Earlier this year, Gelsinger hinted that EMC might be working with Intel, already an EMC development partner, to create the cards. Last week, however, he refused to name the technology partner on the Lightning Project.
EMC plans to make the PCIe card generally available by the end of this year or early next year. The company has the cards in beta testing with a few customers.
While the technology behind NAND flash-based PCIe cards is anything but simple, the idea behind them is easy to understand: The closer high-performance storage gets to a server's CPU, thereby avoiding the bottleneck on a storage network, the faster application data can be processed.
PCIe cards are used for low-latency, high-availability applications, such as online transaction processing and trading environments.
In June, Intel development partner Micron began selling its first PCIe flash card, the RealSSD P320h. That card comes in 350GB and 700GB capacities.

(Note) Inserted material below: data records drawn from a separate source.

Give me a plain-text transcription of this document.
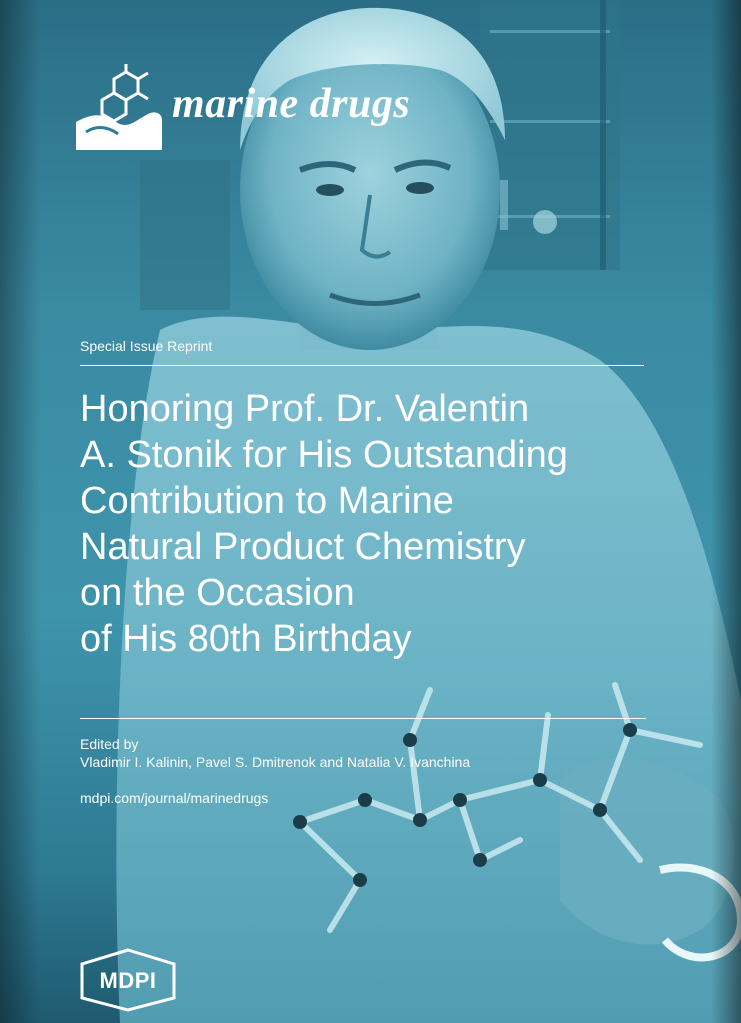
marine drugs
Special Issue Reprint
Honoring Prof. Dr. Valentin
A. Stonik for His Outstanding
Contribution to Marine
Natural Product Chemistry
on the Occasion
of His 80th Birthday
Edited by
Vladimir I. Kalinin, Pavel S. Dmitrenok and Natalia V. Ivanchina
mdpi.com/journal/marinedrugs
MDPI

But Gelsinger didn't mention Intel when talking about potential competitors in the PCIe flash card space. Instead, he focused on early industry leader Fusion-io.
"Why would they buy a Lightning [PCIe card] versus a Fusion-io? There's a value proposition when we talk to customers ... particularly for the enterprise customer," he said, explaining that users want hardware in their servers that is tightly integrated with the storage in their back end.
"It doesn't back up? It doesn't fit into the rest of my infrastructure? I don't have resilience with this? It doesn't have any connection to my storage environment? Those become very fundamental issues," Gelsinger continued. "What we said with Lightning is we'll solve those issues while delivering a very high-performance card that's very comparable to what Fusion-io does."
EMC's PCIe flash cards will become a virtual part of EMC's current Fully Automated Storage Tiering architecture, a software tool that automatically moves data among disk drive types in an array based on how frequently it's accessed. For example, highly accessed data would be moved to solid state drives (SSDs), while the least frequently accessed data would be migrated to slower, high-capacity serial ATA (SATA) drives.
"We've just extended it into the [server]. So you'll have persistence, backup, replication, deduplication, snapshots, [disaster recovery]. I get all the benefits of Fusion-io, and all the value proposition that fits into storage," he said.
EMC didn't want to break up with Dell
EMC has been moving downstream in the marketplace over the past several years, providing lower-end systems for small- and medium-size businesses (SMBs), most recently with its VNXe array, which has a starting price of under $10,000. As EMC moved downstream, and its biggest reseller partner Dell moved upstream, competition became heated.
Earlier this week, Dell announced that it ended its 10-year reseller partnership with EMC, which at one time brought in as much as 50 percent of Dell's storage revenue while also being very lucrative for EMC.
Gelsinger said EMC management, and he personally, worked "extremely" hard to find a model to continue its reseller relationship with Dell, even though the revenue it gained through the partnership as of late was "de minimis." EMC in its second quarter this year saw only about $50 million in revenue from Dell resales, compared with EMC's $13 billion storage business. But he said the partnership couldn't have been better orchestrated.